ターゲットを設定する際は、3C分析、SWOT分析、PEST分析などのフレームワークを利用すると環境分析が行いやすく、ターゲットが設定しやすくなります。

「自社のコンセプトと新商品のコンセプトが大きく異なり、ブランディングに失敗してしまった。」

商品やサービスのブランディングをする際は、企業理念やビジョンを再確認してからブランディングの戦略を立てることで、企業のコンセプトからブランドが大きくずれる可能性は低くなります。

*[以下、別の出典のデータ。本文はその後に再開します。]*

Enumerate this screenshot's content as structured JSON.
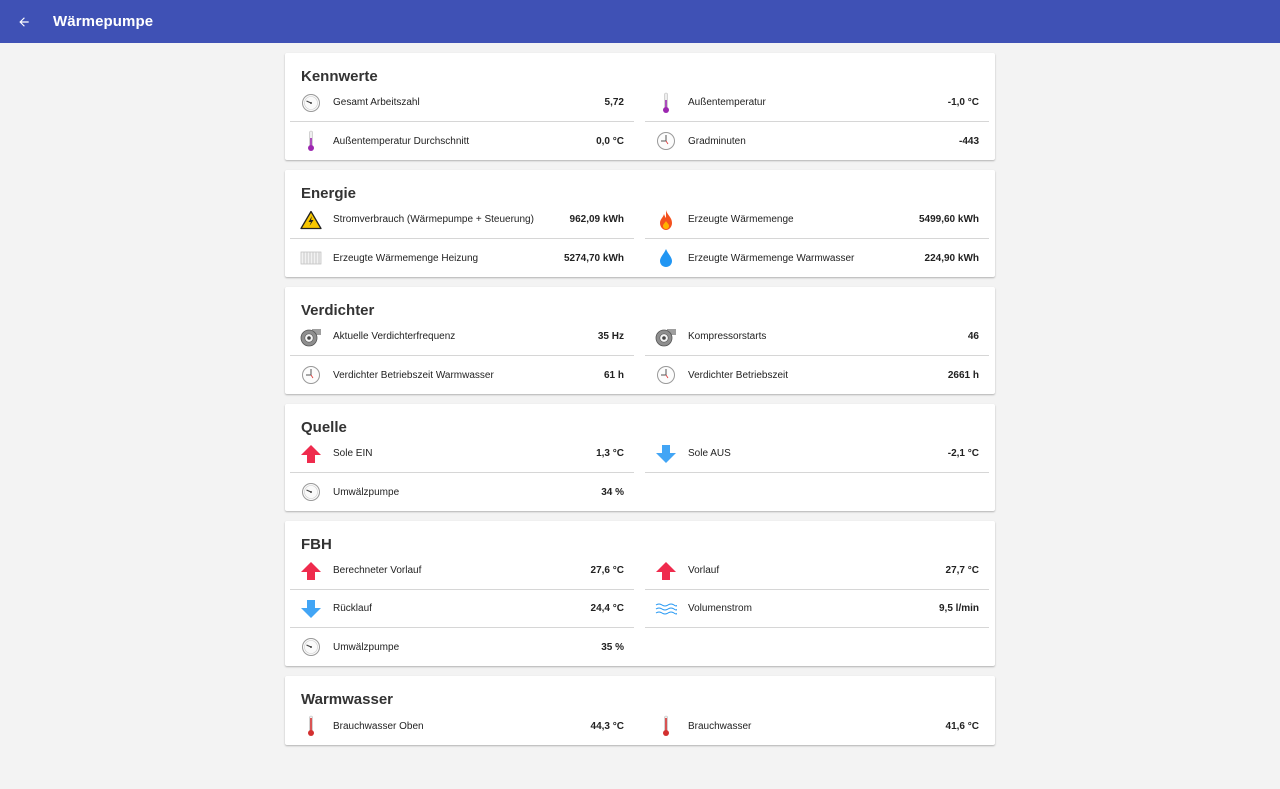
{
  "app": {
    "title": "Wärmepumpe"
  },
  "cards": [
    {
      "title": "Kennwerte",
      "rows": [
        {
          "icon": "gauge-icon",
          "label": "Gesamt Arbeitszahl",
          "value": "5,72"
        },
        {
          "icon": "thermometer-purple-icon",
          "label": "Außentemperatur",
          "value": "-1,0 °C"
        },
        {
          "icon": "thermometer-purple-icon",
          "label": "Außentemperatur Durchschnitt",
          "value": "0,0 °C"
        },
        {
          "icon": "clock-icon",
          "label": "Gradminuten",
          "value": "-443"
        }
      ]
    },
    {
      "title": "Energie",
      "rows": [
        {
          "icon": "warning-electricity-icon",
          "label": "Stromverbrauch (Wärmepumpe + Steuerung)",
          "value": "962,09 kWh"
        },
        {
          "icon": "flame-icon",
          "label": "Erzeugte Wärmemenge",
          "value": "5499,60 kWh"
        },
        {
          "icon": "radiator-icon",
          "label": "Erzeugte Wärmemenge Heizung",
          "value": "5274,70 kWh"
        },
        {
          "icon": "water-drop-icon",
          "label": "Erzeugte Wärmemenge Warmwasser",
          "value": "224,90 kWh"
        }
      ]
    },
    {
      "title": "Verdichter",
      "rows": [
        {
          "icon": "compressor-icon",
          "label": "Aktuelle Verdichterfrequenz",
          "value": "35 Hz"
        },
        {
          "icon": "compressor-icon",
          "label": "Kompressorstarts",
          "value": "46"
        },
        {
          "icon": "clock-icon",
          "label": "Verdichter Betriebszeit Warmwasser",
          "value": "61 h"
        },
        {
          "icon": "clock-icon",
          "label": "Verdichter Betriebszeit",
          "value": "2661 h"
        }
      ]
    },
    {
      "title": "Quelle",
      "rows": [
        {
          "icon": "arrow-up-red-icon",
          "label": "Sole EIN",
          "value": "1,3 °C"
        },
        {
          "icon": "arrow-down-blue-icon",
          "label": "Sole AUS",
          "value": "-2,1 °C"
        },
        {
          "icon": "gauge-icon",
          "label": "Umwälzpumpe",
          "value": "34 %"
        }
      ]
    },
    {
      "title": "FBH",
      "rows": [
        {
          "icon": "arrow-up-red-icon",
          "label": "Berechneter Vorlauf",
          "value": "27,6 °C"
        },
        {
          "icon": "arrow-up-red-icon",
          "label": "Vorlauf",
          "value": "27,7 °C"
        },
        {
          "icon": "arrow-down-blue-icon",
          "label": "Rücklauf",
          "value": "24,4 °C"
        },
        {
          "icon": "flow-waves-icon",
          "label": "Volumenstrom",
          "value": "9,5 l/min"
        },
        {
          "icon": "gauge-icon",
          "label": "Umwälzpumpe",
          "value": "35 %"
        }
      ]
    },
    {
      "title": "Warmwasser",
      "rows": [
        {
          "icon": "thermometer-red-icon",
          "label": "Brauchwasser Oben",
          "value": "44,3 °C"
        },
        {
          "icon": "thermometer-red-icon",
          "label": "Brauchwasser",
          "value": "41,6 °C"
        }
      ]
    }
  ]
}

「ブランディングのおかげで採用活動も上手くいった。」

企業名自体がブランドとして確立されていれば、その企業への就職希望者は多くなり優秀な人材を確保しやすくなります。

ブランディングに関係した気になる話題

ブランドの構成要素とは?

ブランドは、「ブランドアイデンティティ」、「抽象的ブランドメディア」、「可視的ブランドメディア」の3つから成り立っています。

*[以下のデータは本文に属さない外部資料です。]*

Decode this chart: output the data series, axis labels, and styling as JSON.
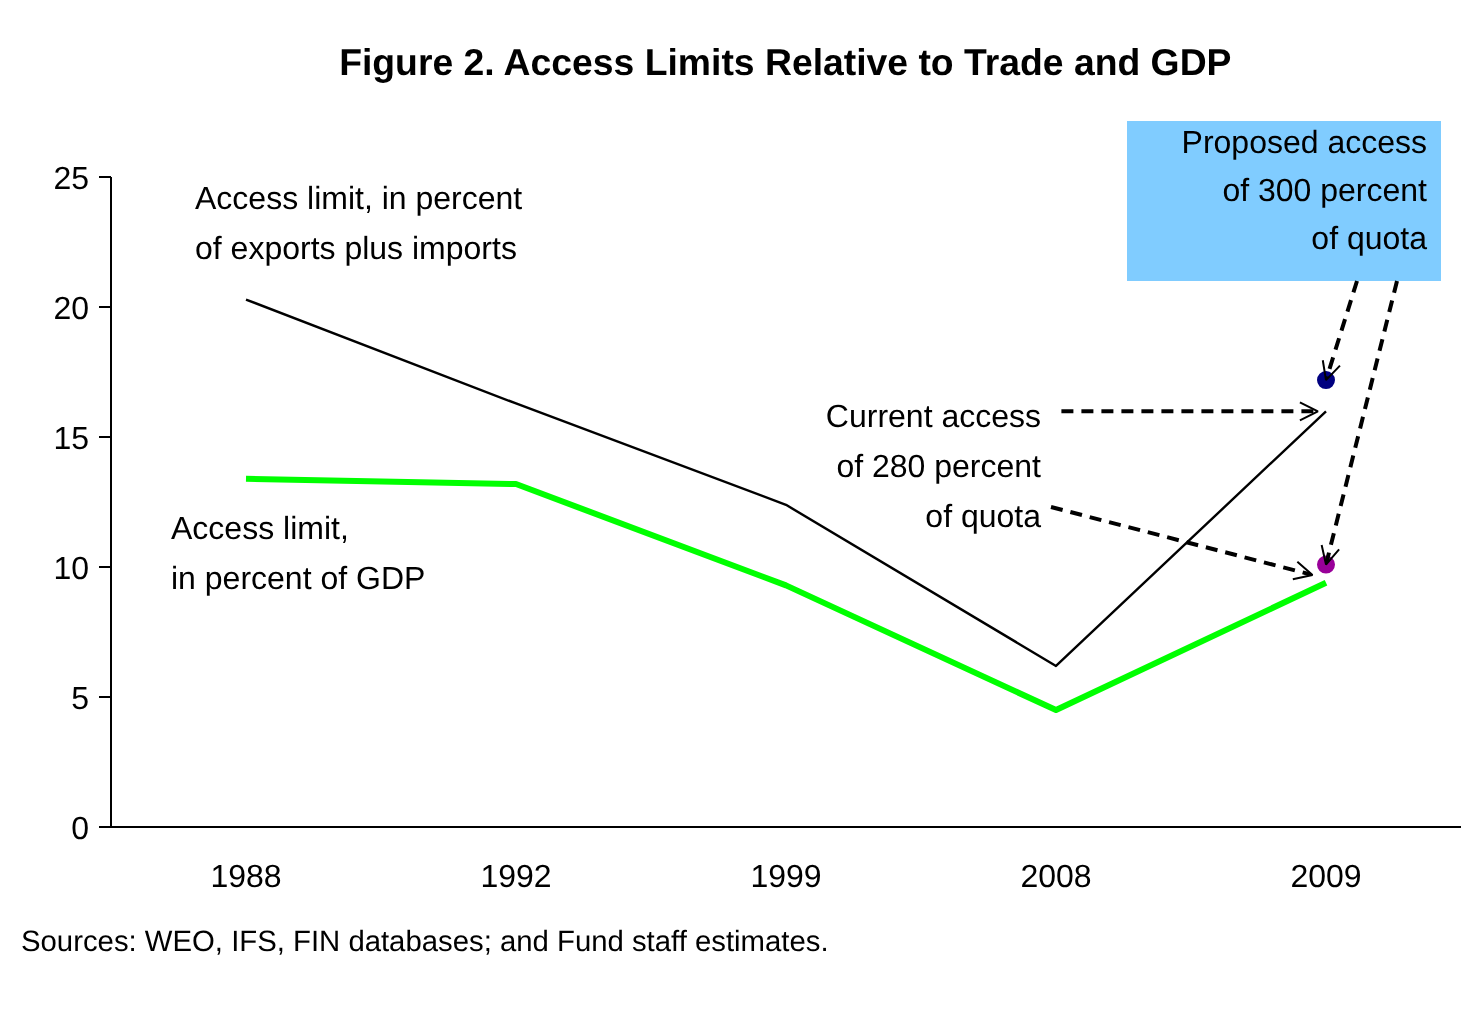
{
  "chart_data": {
    "type": "line",
    "title": "Figure 2. Access Limits Relative to Trade and GDP",
    "categories": [
      "1988",
      "1992",
      "1999",
      "2008",
      "2009"
    ],
    "series": [
      {
        "name": "Access limit, in percent of exports plus imports",
        "color": "#000000",
        "values": [
          20.3,
          16.3,
          12.4,
          6.2,
          16.0
        ]
      },
      {
        "name": "Access limit, in percent of GDP",
        "color": "#00ff00",
        "values": [
          13.4,
          13.2,
          9.3,
          4.5,
          9.4
        ]
      },
      {
        "type": "scatter",
        "color": "#000080",
        "values": [
          null,
          null,
          null,
          null,
          17.2
        ]
      },
      {
        "type": "scatter",
        "color": "#990099",
        "values": [
          null,
          null,
          null,
          null,
          10.1
        ]
      }
    ],
    "ylim": [
      0,
      25
    ],
    "yticks": [
      0,
      5,
      10,
      15,
      20,
      25
    ],
    "grid": false,
    "legend": false,
    "annotations": [
      {
        "text": "Current access of 280 percent of quota",
        "x": "2009",
        "y": 16.0
      },
      {
        "text": "Proposed access of 300 percent of quota",
        "x": "2009",
        "y": 17.2
      },
      "Sources: WEO, IFS, FIN databases; and Fund staff estimates."
    ]
  }
}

ブランドアイデンティティとは、ブランドが消費者から持たれたい普遍的なイメージです。
抽象的ブランドメディアとは、ブランドアイデンティティを具体化したもので、ブランドを言語化したスローガンやキャッチコピー、可視化したロゴやデザインなどです。
可視的ブランドメディアとは、抽象的ブランドメディアを元に広告やCMなどのクリエイティブを作りメディア化したものです。

ブランドの評価方法とは

ブランドを評価する際は、ブランド・エクイティを考える必要があります。
ブランド・エクイティとは、ブランドの資産価値のことで、「ブランドへの忠誠心」、「ブランドの認知度」、「消費者が評価する製品品質」、「ブランドのイメージ」、「所有権のある資産(特許など)」の5つの要素から構成されます。この5つの要素を評価することで、ブランドの現状が把握できます。